A Māori researcher says decades of poor treatment by the health system is hampering the roll out of Covid vaccines among Māori.
Rawiri Taonui estimates about 41 percent of Māori have received at least one dose of vaccine but only 13.6 percent are fully vaccinated.
He says estimates of Māori participation have been wrong so far, in part because of factors such as the effect of vaccine misinformation and also the cumulative impact of colonisation and the extent of distrust in the Māori community of the Pākehā health system.

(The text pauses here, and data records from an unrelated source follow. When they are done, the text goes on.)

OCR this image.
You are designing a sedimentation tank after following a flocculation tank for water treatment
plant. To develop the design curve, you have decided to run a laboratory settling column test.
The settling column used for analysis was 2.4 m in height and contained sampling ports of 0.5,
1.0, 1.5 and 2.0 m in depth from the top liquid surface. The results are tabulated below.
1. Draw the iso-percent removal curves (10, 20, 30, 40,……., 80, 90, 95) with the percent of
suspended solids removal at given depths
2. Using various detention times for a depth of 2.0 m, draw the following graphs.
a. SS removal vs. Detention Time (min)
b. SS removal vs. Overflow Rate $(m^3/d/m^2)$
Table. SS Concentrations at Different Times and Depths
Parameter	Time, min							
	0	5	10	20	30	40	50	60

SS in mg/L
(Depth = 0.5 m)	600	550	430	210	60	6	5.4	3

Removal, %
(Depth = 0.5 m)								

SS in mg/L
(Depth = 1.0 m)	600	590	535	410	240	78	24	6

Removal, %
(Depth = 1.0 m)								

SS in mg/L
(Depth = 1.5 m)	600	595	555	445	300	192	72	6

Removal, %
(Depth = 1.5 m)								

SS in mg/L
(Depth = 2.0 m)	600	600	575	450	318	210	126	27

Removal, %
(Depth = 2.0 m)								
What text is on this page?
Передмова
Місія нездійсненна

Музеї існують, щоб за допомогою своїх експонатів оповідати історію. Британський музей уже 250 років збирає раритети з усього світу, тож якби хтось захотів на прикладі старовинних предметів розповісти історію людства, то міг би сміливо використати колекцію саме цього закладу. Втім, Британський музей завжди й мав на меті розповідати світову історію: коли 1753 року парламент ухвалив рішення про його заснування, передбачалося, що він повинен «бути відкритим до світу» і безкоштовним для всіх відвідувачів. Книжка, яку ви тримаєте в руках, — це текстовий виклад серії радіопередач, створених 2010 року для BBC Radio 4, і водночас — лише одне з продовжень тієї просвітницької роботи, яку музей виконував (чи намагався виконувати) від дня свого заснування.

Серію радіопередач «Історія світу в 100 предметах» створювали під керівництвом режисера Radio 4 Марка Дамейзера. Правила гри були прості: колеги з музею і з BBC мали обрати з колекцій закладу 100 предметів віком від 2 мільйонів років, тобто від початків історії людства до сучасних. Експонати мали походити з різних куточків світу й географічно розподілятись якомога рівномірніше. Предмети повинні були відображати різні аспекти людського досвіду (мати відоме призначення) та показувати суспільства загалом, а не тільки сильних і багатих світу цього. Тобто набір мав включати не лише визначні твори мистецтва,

“Younger Māori, because they are more online, they are probably a bit vulnerable to vaccine misinformation but one of the things we are seeing is quite mature age, professional, reasonably educated Māori also being hesitant and also being distrustful of the system and I think that’s caught pretty much most of us off guard,” Dr Taonui says.
As the vaccination rates for European and Asian people nears the maximum, there may be more room for Māori health provides to try different approaches such as no book vaccination centres and door to door campaigns.
For the third day in a row there were 20 new community cases of Covid-19 confirmed.
Just five or 25 percent of yesterday’s cases have exposure events where they were infectious while outside their bubbles.
There were 40 cases in Auckland hospitals, including six in ICU or on ventilators.
There were just 4750 tests done yesterday, compared with a rolling seven-day average of 13,488, and 38,710 vaccine doses.